3. Sands of Time Üçlemesi
Prince of Persia serisi seneler içerisinde milyarlarca kere resetlendi. İlk iki oyun daha yakınken, üçüncü oyun mahalledeki yeni boyutu kaldıramadı. Çok sonraları fantastik yönü ağır, Zelda-vari görsellerle şenlenmiş bir şey yapılmaya çalıştı, o da tutmadı. Forgotten Sands ucubesine ise hiç girmiyoruz. Ama ne hikmetse Sands of Time oldu. Hem de bayağı bir oldu. Prince karakteri bu üçlemede ince işlenmiş bir karakter eğrisine sahipti ve hikayenin girişi de, gelişmesi de, sonucu da muhteşem yazılmıştı.
2. Ezio Auditore Üçlemesi
Assassin’s Creed serisinin en büyük eksikliği ne? III. oyundan bu yana çıkan tüm oyunlarda eksikliği hissedilen şey ne? Ben cevabı vereyim; Ezio. Ezio arkasında durabileceğiniz bir karakterdi Lafına katılabileceğiniz, yarasına üzülebileceğiniz bir karakter. Doğumundan itibaren yanında olduğumuz, ateşli bir İtalyan gencinden, oturaklı bir Assassin üstadına dönüşüşünü nefes almadan izlediğimiz, oyunları da çığır açan bir karakter. Kanıtı? Seri Assassin’s Creed II, Brotherhood ve Revelations‘dan sonra bir daha aynı olmadı.
1. GTA “3D” Trilogy
Grand Theft Auto III, Grand Theft Auto: Vice City ve Grand Theft Auto: San Andreas. Oyun dünyasına daha çok etki etmiş bir alt üçleme daha yok. Liberty City, Vice City, Los Santos, San Fierro ve Las Venturas‘a kaç saatimizi gömdük? Tematik bütünlük oradaydı, üç oyun da intikama uğramış, suç dünyasında yükselmeye çalışan organize suç mensuplarını konu alıyordu. Karakterler de ortaktı. Rosenberg, Ken Paul, Catalina, hatta bizzat Claude. Hikaye devamlılığı da, seriye zaman yatıran oyuncuları eli boş döndürmüyordu, Vice City‘de bozduğumuz mafya dengeleri, San Andreas‘ta kendini gösteriyordu; San Andreas‘ta Claude’un kollarına ittiğimiz kadın ise III‘te Claude’un belası oluyordu. Her şeyin de ötesinde, bu oyunlar hep bir öncekinden daha iyidiler. Vice City motorsikletleri, değiştirilebilir kıyafetleri ve mülk sistemiyle GTA III‘ü sollarken, San Andreas vitesi 7’ye çıkarıp, özelleştirmeler; bilardo, triatlon, dans gibi yan aktiviteler, dinamik radyo istasyonları ve rol yapma oyunu özellikleri eklemişti.

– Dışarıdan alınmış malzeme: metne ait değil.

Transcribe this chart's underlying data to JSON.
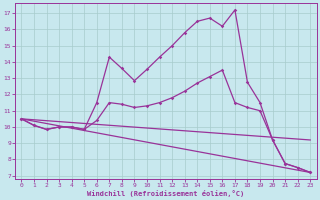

Bugün bu GTA III‘ün aralayıp, Vice City‘nin itelediği, San Andreas‘ın ise söküp attığı kapıdan geçen oyunların haddi hesabı yok. Çok taklidi oldu bu üçlemenin, sonrasında gelen, “HD evreni” denen dönem de dahil; kimse bu üçlünün yanına yaklaşamadı. Yaklaşmasına da pek gerek yok, çıkalı 8 sene oldu, ben hâlâ San Andreas‘ta bir şeyler keşfediyorum. Hatta tekrar mı oynayıp bitirsem ne yapsam?